Mónaco e o Prisioneiro do Rochedo

Luigi Ciardelli

Em colaboração com Corinne Héron-Mimouni, guarda prisional.

Colocado atrás das grades em França, por assalto à mão armada, Luigi Ciardelli está em plena estrada quando, devido a uma extradição para Itália para que lá cumpra a pena, a carrinha penitenciária se desvia na direção do Mónaco. A justiça monegasca quer prendê-lo.

Considerado como o inimigo número 1, Luigi Ciardelli será encarcerado numa das prisões mais discretas do mundo: a do Mónaco.

Seguimos o conflito que, desde o início, o opõe à administração monegasca que recusa enviá-lo para uma prisão italiana. O braço de ferro é desigual, e Luigi Ciardelli terá, desde o início, um único objetivo: fugir.

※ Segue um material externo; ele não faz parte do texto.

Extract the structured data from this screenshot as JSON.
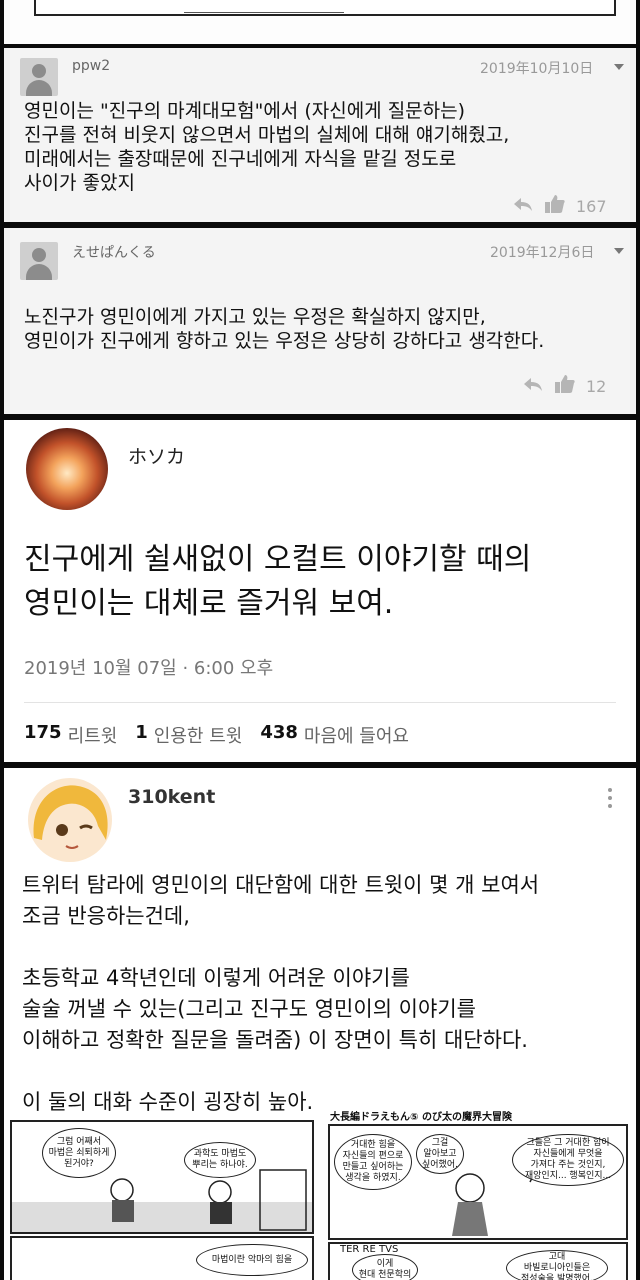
{
  "comments": [
    {
      "user": "ppw2",
      "date": "2019年10月10日",
      "text": "영민이는 \"진구의 마계대모험\"에서 (자신에게 질문하는)\n진구를 전혀 비웃지 않으면서 마법의 실체에 대해 얘기해줬고,\n미래에서는 출장때문에 진구네에게 자식을 맡길 정도로\n사이가 좋았지",
      "likes": "167"
    },
    {
      "user": "えせぱんくる",
      "date": "2019年12月6日",
      "text": "노진구가 영민이에게 가지고 있는 우정은 확실하지 않지만,\n영민이가 진구에게 향하고 있는 우정은 상당히 강하다고 생각한다.",
      "likes": "12"
    }
  ],
  "tweet": {
    "name": "ホソカ",
    "text": "진구에게 쉴새없이 오컬트 이야기할 때의\n영민이는 대체로 즐거워 보여.",
    "date": "2019년 10월 07일 · 6:00 오후",
    "retweets": "175",
    "retweets_label": "리트윗",
    "quotes": "1",
    "quotes_label": "인용한 트윗",
    "likes": "438",
    "likes_label": "마음에 들어요"
  },
  "post": {
    "user": "310kent",
    "text": "트위터 탐라에 영민이의 대단함에 대한 트윗이 몇 개 보여서\n조금 반응하는건데,\n\n초등학교 4학년인데 이렇게 어려운 이야기를\n술술 꺼낼 수 있는(그리고 진구도 영민이의 이야기를\n이해하고 정확한 질문을 돌려줌) 이 장면이 특히 대단하다.\n\n이 둘의 대화 수준이 굉장히 높아."
  },
  "manga": {
    "title": "大長編ドラえもん⑤ のび太の魔界大冒険",
    "bubbles": [
      "그럼 어째서\n마법은 쇠퇴하게\n된거야?",
      "과학도 마법도\n뿌리는 하나야.",
      "거대한 힘을\n자신들의 편으로\n만들고 싶어하는\n생각을 하였지.",
      "그걸\n알아보고\n싶어했어.",
      "그들은 그 거대한 힘이\n자신들에게 무엇을\n가져다 주는 것인지,\n재앙인지... 행복인지...",
      "마법이란 악마의 힘을",
      "이게\n현대 천문학의",
      "고대\n바빌로니아인들은\n점성술을 발명했어."
    ],
    "sign": "TER RE TVS"
  },
  "colors": {
    "like_icon": "#a8a8a8",
    "card_bg": "#f4f4f4"
  }
}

No seu projeto de fuga, envolve um antigo marine americano. O autor torna-se então o personagem real de um romance de aventuras. A fuga tem sucesso. O Rochedo leva um abanão. Explicações exigem-se. Ter-se-á ele evadido sem ajuda externa? Um rumor de complô começa a pairar no Principado.

Esta narrativa vivida em primeira pessoa, de um homem que aceita testemunhar, é a ocasião de refletir sobre o tema da justiça, numa área nunca abordada. A pena de prisão, única resposta à delinquência, já não é retratada apenas do ponto de vista da degradação das prisões. O autor exprime-se sobre a noção do encarceramento. Um assunto intemporal.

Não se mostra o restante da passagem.